Games Workshop Group
Our view: Avoid
Share price: 327.75p (+36.75p)
2006 has been an annus horribilis for Games Workshop Group, the maker of table-top war games. The company's management will be hoping that yesterday's full-year results mark the nadir for the group. The figures showed Games Workshop recorded a 73 per cent slump in pre-tax profits to £3.7m for the 12 months to 28 May.
Largely to blame for the slump is what the group has described as the bursting of the Lord of the Rings "bubble". Games Workshop had invested heavily in a new game to be sold alongside the series of hit films based on JRR Tolkien's books. However, with the passing of hype surrounding the films, customers have deserted the group.
Matters have been made worse by falling sales to smaller retailers in the US. Many have been forced to close amid growing competition from giants such as Wal-Mart.
Meanwhile, ever falling prices of computer consoles must also be a long-term concern for the company as it is likely to prompt customers, mainly teenage boys, to increasingly shun its highly complicated games in favour of the likes of Lara Croft and the latest version of Fifa soccer.

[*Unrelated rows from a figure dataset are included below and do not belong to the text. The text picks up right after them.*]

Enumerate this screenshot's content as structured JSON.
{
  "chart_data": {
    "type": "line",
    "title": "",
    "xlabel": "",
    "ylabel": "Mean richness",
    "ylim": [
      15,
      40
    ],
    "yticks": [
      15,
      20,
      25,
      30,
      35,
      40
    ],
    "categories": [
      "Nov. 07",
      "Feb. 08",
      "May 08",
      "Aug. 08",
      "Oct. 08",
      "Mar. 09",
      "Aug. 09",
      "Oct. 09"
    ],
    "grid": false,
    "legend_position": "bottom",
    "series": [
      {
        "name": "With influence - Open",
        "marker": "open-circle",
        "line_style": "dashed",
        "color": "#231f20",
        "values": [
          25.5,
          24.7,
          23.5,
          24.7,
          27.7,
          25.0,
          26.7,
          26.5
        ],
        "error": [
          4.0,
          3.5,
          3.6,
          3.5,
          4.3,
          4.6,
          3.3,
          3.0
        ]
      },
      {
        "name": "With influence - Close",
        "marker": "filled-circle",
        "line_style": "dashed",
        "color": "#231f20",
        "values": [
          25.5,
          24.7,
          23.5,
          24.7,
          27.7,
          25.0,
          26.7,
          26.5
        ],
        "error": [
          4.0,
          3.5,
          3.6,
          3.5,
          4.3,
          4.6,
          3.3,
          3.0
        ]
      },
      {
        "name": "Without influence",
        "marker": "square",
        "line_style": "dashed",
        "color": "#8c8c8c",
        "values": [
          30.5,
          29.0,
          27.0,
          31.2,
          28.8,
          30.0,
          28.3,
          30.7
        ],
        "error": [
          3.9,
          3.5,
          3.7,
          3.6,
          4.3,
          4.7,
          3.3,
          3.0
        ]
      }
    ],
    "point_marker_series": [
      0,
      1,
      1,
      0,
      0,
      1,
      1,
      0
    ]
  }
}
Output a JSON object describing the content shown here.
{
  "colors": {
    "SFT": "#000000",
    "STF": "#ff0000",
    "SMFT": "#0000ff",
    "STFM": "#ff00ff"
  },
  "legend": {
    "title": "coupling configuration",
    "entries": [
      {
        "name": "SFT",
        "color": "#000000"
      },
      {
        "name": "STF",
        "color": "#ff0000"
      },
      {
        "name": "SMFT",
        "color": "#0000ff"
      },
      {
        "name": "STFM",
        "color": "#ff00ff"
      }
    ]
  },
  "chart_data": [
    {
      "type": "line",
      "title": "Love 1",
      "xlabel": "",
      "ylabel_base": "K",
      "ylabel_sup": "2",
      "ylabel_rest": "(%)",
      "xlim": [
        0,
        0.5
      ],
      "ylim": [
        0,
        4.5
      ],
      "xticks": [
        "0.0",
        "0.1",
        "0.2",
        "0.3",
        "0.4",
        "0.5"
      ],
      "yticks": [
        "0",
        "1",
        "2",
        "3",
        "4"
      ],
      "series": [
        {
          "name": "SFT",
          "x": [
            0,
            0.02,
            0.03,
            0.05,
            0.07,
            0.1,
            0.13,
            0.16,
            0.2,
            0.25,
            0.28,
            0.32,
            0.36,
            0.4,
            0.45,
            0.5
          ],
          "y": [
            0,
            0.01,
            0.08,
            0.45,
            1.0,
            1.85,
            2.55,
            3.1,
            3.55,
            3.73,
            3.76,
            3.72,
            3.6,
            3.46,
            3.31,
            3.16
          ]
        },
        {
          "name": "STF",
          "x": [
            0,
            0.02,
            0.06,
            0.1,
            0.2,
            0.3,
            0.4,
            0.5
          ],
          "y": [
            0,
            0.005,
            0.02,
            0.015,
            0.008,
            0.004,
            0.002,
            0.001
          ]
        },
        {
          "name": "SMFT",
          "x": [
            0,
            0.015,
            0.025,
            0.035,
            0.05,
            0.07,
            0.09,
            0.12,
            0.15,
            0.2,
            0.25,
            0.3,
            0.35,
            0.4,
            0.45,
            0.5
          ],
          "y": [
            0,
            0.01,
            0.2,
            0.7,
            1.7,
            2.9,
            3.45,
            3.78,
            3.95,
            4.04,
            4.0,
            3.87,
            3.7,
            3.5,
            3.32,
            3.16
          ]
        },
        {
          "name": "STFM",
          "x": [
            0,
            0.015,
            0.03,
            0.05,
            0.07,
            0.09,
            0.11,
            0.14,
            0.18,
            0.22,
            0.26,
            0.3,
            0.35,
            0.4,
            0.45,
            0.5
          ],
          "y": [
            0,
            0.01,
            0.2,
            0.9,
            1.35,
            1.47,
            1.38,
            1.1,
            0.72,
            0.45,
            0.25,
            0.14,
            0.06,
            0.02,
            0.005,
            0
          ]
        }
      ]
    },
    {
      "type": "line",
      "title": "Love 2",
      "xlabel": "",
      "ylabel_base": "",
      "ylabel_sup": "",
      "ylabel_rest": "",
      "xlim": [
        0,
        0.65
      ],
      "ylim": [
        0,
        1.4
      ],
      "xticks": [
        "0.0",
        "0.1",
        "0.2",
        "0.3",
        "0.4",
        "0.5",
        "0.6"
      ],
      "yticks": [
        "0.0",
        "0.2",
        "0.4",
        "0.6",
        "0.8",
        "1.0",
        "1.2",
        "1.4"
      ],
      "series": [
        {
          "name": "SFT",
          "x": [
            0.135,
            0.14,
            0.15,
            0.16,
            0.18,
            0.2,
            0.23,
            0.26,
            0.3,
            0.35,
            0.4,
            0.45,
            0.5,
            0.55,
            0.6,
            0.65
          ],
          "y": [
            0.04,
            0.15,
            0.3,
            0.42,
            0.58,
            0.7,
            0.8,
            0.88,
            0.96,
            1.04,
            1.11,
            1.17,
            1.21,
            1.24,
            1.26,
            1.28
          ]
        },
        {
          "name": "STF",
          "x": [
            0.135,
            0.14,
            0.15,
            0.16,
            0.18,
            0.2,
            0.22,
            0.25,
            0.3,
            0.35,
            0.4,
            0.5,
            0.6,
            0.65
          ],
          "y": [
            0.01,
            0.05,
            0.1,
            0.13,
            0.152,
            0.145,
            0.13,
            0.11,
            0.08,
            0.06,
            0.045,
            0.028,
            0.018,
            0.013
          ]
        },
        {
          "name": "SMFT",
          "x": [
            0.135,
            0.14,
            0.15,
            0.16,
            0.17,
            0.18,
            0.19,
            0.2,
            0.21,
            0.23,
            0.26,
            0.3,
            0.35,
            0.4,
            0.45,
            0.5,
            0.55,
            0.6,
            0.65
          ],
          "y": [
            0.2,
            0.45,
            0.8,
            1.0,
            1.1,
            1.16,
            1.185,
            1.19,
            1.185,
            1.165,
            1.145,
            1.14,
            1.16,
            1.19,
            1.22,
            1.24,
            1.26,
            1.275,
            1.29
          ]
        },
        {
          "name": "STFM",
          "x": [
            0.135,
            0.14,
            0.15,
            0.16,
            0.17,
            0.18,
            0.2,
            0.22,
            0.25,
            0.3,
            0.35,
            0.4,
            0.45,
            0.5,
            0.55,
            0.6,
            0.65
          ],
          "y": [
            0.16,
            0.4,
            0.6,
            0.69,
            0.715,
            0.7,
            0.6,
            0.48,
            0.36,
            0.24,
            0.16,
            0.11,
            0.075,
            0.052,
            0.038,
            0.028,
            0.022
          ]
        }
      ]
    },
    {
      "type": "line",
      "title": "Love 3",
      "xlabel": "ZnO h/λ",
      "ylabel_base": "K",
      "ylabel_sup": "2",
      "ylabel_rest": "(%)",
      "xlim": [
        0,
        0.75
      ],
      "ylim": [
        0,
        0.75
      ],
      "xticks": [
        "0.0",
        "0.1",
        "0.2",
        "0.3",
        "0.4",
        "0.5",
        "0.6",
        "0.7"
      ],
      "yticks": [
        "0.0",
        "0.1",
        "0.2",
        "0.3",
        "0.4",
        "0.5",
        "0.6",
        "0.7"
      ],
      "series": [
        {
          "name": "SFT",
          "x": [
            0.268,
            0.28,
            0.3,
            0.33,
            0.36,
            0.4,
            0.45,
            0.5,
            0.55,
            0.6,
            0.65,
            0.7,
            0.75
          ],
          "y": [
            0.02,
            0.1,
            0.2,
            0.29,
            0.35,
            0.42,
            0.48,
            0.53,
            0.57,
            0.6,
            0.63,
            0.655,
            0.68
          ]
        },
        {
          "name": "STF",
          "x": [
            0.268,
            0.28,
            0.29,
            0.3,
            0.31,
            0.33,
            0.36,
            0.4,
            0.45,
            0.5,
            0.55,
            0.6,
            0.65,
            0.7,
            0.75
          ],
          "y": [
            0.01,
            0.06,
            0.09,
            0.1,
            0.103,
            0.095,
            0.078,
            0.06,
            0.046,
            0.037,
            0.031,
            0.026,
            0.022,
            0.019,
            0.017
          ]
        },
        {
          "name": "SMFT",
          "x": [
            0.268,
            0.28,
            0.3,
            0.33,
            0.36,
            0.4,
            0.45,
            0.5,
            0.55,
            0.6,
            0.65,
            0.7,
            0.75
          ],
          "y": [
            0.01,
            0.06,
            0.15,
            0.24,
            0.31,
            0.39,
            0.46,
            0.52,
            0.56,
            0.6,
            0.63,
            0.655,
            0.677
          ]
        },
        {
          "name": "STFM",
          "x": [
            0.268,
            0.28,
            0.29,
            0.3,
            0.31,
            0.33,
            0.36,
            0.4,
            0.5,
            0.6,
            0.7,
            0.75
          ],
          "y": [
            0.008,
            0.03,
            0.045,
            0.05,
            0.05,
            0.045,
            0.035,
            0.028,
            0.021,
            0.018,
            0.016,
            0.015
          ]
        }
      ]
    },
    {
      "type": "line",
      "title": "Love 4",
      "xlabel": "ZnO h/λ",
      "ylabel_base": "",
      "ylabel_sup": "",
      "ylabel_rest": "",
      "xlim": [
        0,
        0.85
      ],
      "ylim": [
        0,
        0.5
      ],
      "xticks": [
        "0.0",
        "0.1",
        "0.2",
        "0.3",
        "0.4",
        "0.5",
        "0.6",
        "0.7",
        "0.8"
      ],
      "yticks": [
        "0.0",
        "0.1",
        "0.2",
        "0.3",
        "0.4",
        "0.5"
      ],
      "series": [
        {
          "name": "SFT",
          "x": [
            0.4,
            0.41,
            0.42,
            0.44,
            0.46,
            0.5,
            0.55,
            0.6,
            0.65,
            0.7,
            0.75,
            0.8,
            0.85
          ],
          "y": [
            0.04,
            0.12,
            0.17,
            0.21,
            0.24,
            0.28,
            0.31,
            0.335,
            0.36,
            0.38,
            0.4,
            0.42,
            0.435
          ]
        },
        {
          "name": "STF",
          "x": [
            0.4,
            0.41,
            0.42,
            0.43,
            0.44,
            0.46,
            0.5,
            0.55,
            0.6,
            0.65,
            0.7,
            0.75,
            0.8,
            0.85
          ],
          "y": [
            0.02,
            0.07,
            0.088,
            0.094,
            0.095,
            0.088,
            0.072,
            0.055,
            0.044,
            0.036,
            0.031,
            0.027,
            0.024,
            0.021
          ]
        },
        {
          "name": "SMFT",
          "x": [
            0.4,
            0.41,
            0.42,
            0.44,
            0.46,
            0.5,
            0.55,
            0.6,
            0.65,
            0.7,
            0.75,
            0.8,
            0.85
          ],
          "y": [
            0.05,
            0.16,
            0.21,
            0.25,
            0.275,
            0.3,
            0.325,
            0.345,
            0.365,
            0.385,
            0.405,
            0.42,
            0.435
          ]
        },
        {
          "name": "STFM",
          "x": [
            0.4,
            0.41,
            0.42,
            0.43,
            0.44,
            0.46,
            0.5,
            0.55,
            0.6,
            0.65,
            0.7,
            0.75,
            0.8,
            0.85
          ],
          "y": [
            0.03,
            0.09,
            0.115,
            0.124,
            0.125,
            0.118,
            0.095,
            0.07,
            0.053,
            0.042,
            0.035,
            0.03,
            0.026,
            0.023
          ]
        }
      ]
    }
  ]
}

To its credit, Games Workshop managed to reduce its overheads by £2.8m during the year and trading enjoyed an improvement during the spring. But it is not clear whether the company has really turned the corner.
Although it will pay a dividend of 19p a share (leaving the stock on a yield of 5.7 per cent), this is not covered by earnings and will be paid by extra borrowings. With the company trading at more than 35 times forecast earnings for 2007, its shares are best avoided.